The bill seeks to limit profits from credit card lending and provide financial relief to working families. However, if the measure passes, it could reduce ease of access to credit and weaken the credit card rewards that power the industry.

The unintended consequences of credit card interest rate caps

Experts and industry groups say second- and third-order effects often have unintended consequences whenever Congress imposes new regulations on the economy wealth last year. By solving the problem of high APRs on credit cards, an interest rate cap would likely end up hurting the very people it was intended to help.

Credit card interest rates vary widely based on each cardholder’s unique risk profile. Limit the ability of banks to charge interest rates commensurate with historical default levels It could send shock waves throughout the industry.

Credit cards with higher APRs give banks the option of extending credit to people who wouldn’t otherwise qualify, explains Jennifer Doss, executive editor of Card ratings.com. “Credit card companies typically charge higher interest rates to mitigate the higher perceived risk,” she said. “As a result, individuals with lower credit scores often face higher interest rates.”

John Cabell, managing director of payment intelligence at JD Power, added that rate caps could make it financially unviable for issuers to extend credit to those struggling with delinquency issues.

“If you’re forced to cap the APR of the people with the highest interest rates, it no longer makes sense for issuers to offer products to them because it might not even be a net positive from a revenue perspective,” he said.

Consumers who can’t use credit cards because of interest rate caps still need to get credit. They may end up choosing payday loans or similar options, which have interest rates that are even more expensive than high-interest credit cards.

“Research clearly shows that when politicians, rather than the free market, determine prices, consumers ultimately pay the price through limited options outside of a well-regulated banking system,” said Lindsay Johnson, president and CEO of the Consumer Bankers Association.

Interest rate caps may reduce credit card rewards

Capping credit card interest rates may also dampen credit card rewards. If you’ve ever redeemed points or miles for flights or hotel stays, you’re in a position to enjoy high credit card interest rates. That’s because the revenue generated from interest payments on card balances helps fuel an ecosystem of points, miles and cash back rewards.

Cabell said cardholders who never carry a balance need to understand that their expectation of “something for nothing” comes at a high cost to other consumers. “High-net-worth individuals are consuming all these benefits, while lower-end consumers are not benefiting,” he said.

Customers who earn the most rewards from their credit cards pay no interest. Federal Reserve Research Research has found that up to $15 billion is transferred each year from those holding balances and reallocated to those earning rewards.

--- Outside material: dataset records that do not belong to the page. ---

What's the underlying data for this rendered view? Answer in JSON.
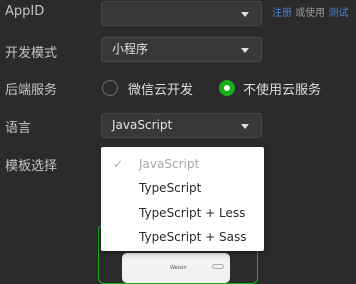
{
  "form": {
    "appid_label": "AppID",
    "appid_value": "",
    "register_link": "注册",
    "or_text": "或使用",
    "test_link": "测试",
    "dev_mode_label": "开发模式",
    "dev_mode_value": "小程序",
    "backend_label": "后端服务",
    "backend_options": [
      "微信云开发",
      "不使用云服务"
    ],
    "backend_selected": "不使用云服务",
    "language_label": "语言",
    "language_value": "JavaScript",
    "template_label": "模板选择"
  },
  "language_dropdown": {
    "options": [
      "JavaScript",
      "TypeScript",
      "TypeScript + Less",
      "TypeScript + Sass"
    ],
    "selected": "JavaScript"
  },
  "preview": {
    "phone_title": "Weixin"
  },
  "colors": {
    "accent": "#1aad19",
    "link": "#4f7ed8",
    "background": "#2b2b2b"
  }
}
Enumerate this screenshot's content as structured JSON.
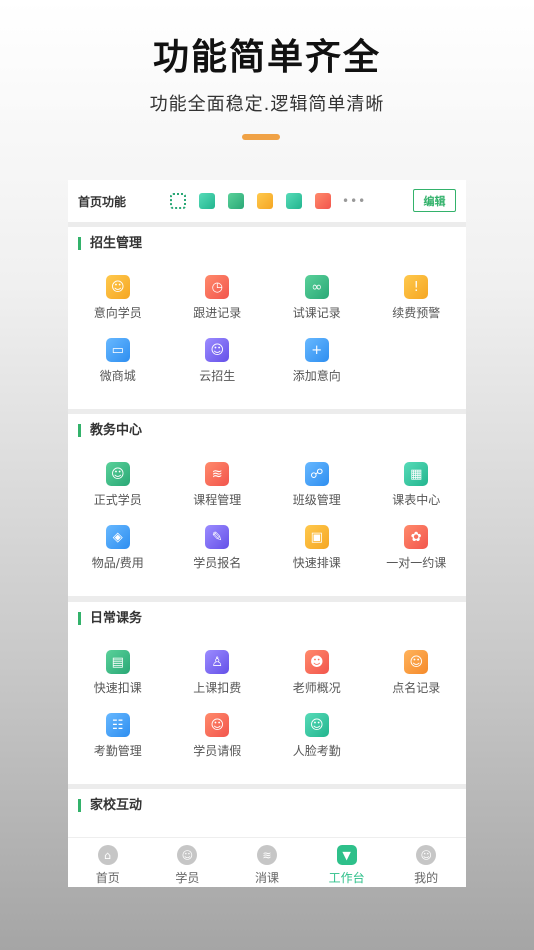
{
  "hero": {
    "title": "功能简单齐全",
    "subtitle": "功能全面稳定.逻辑简单清晰"
  },
  "quickbar": {
    "title": "首页功能",
    "icons": [
      "qrcode-icon",
      "follow-icon",
      "trial-icon",
      "student-icon",
      "teacher-icon",
      "sign-icon"
    ],
    "more": "•••",
    "edit_label": "编辑"
  },
  "sections": [
    {
      "title": "招生管理",
      "items": [
        {
          "label": "意向学员",
          "icon": "intent-student-icon",
          "glyph": "☺",
          "color": "yellow"
        },
        {
          "label": "跟进记录",
          "icon": "follow-record-icon",
          "glyph": "◷",
          "color": "red"
        },
        {
          "label": "试课记录",
          "icon": "trial-record-icon",
          "glyph": "∞",
          "color": "green"
        },
        {
          "label": "续费预警",
          "icon": "renew-alert-icon",
          "glyph": "!",
          "color": "yellow"
        },
        {
          "label": "微商城",
          "icon": "micro-mall-icon",
          "glyph": "▭",
          "color": "blue"
        },
        {
          "label": "云招生",
          "icon": "cloud-recruit-icon",
          "glyph": "☺",
          "color": "purple"
        },
        {
          "label": "添加意向",
          "icon": "add-intent-icon",
          "glyph": "+",
          "color": "blue"
        }
      ]
    },
    {
      "title": "教务中心",
      "items": [
        {
          "label": "正式学员",
          "icon": "formal-student-icon",
          "glyph": "☺",
          "color": "green"
        },
        {
          "label": "课程管理",
          "icon": "course-manage-icon",
          "glyph": "≋",
          "color": "red"
        },
        {
          "label": "班级管理",
          "icon": "class-manage-icon",
          "glyph": "☍",
          "color": "blue"
        },
        {
          "label": "课表中心",
          "icon": "schedule-center-icon",
          "glyph": "▦",
          "color": "teal"
        },
        {
          "label": "物品/费用",
          "icon": "goods-fee-icon",
          "glyph": "◈",
          "color": "blue"
        },
        {
          "label": "学员报名",
          "icon": "student-enroll-icon",
          "glyph": "✎",
          "color": "purple"
        },
        {
          "label": "快速排课",
          "icon": "quick-schedule-icon",
          "glyph": "▣",
          "color": "yellow"
        },
        {
          "label": "一对一约课",
          "icon": "one-on-one-icon",
          "glyph": "✿",
          "color": "red"
        }
      ]
    },
    {
      "title": "日常课务",
      "items": [
        {
          "label": "快速扣课",
          "icon": "quick-deduct-icon",
          "glyph": "▤",
          "color": "green"
        },
        {
          "label": "上课扣费",
          "icon": "class-fee-icon",
          "glyph": "♙",
          "color": "purple"
        },
        {
          "label": "老师概况",
          "icon": "teacher-overview-icon",
          "glyph": "☻",
          "color": "red"
        },
        {
          "label": "点名记录",
          "icon": "rollcall-record-icon",
          "glyph": "☺",
          "color": "orange"
        },
        {
          "label": "考勤管理",
          "icon": "attendance-manage-icon",
          "glyph": "☷",
          "color": "blue"
        },
        {
          "label": "学员请假",
          "icon": "student-leave-icon",
          "glyph": "☺",
          "color": "red"
        },
        {
          "label": "人脸考勤",
          "icon": "face-attendance-icon",
          "glyph": "☺",
          "color": "teal"
        }
      ]
    },
    {
      "title": "家校互动",
      "items": []
    }
  ],
  "tabbar": [
    {
      "label": "首页",
      "icon": "home-icon",
      "glyph": "⌂",
      "active": false
    },
    {
      "label": "学员",
      "icon": "student-tab-icon",
      "glyph": "☺",
      "active": false
    },
    {
      "label": "消课",
      "icon": "consume-class-icon",
      "glyph": "≋",
      "active": false
    },
    {
      "label": "工作台",
      "icon": "workbench-icon",
      "glyph": "▼",
      "active": true
    },
    {
      "label": "我的",
      "icon": "profile-icon",
      "glyph": "☺",
      "active": false
    }
  ]
}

Credit card payment fees on retail transactions (some of which are as high as 4%) are another source of support for card rewards, and some experts believe swipe fees may have a more direct financial connection to the rewards system. However, another bill in Congress is targeting high swipe fees.

proposed Credit Card Competition Actis a bipartisan bill introduced in 2024 by Senators Dick Durbin (D-IL) and Roger Marshall (R-KS) that targets payment processor dominance visa and MasterCard – credit card swipe fees will total $93 billion in 2022.

The bill would require large financial institutions to allow at least two credit card payment processing networks on their cards, one of which cannot be Visa or MasterCard. This will provide merchants with greater flexibility in their choice of payment network and hopefully reduce card swipe fees.

If both bills pass, reduced revenue from interest payments and swipe fees could be the final straw for credit card rewards programs.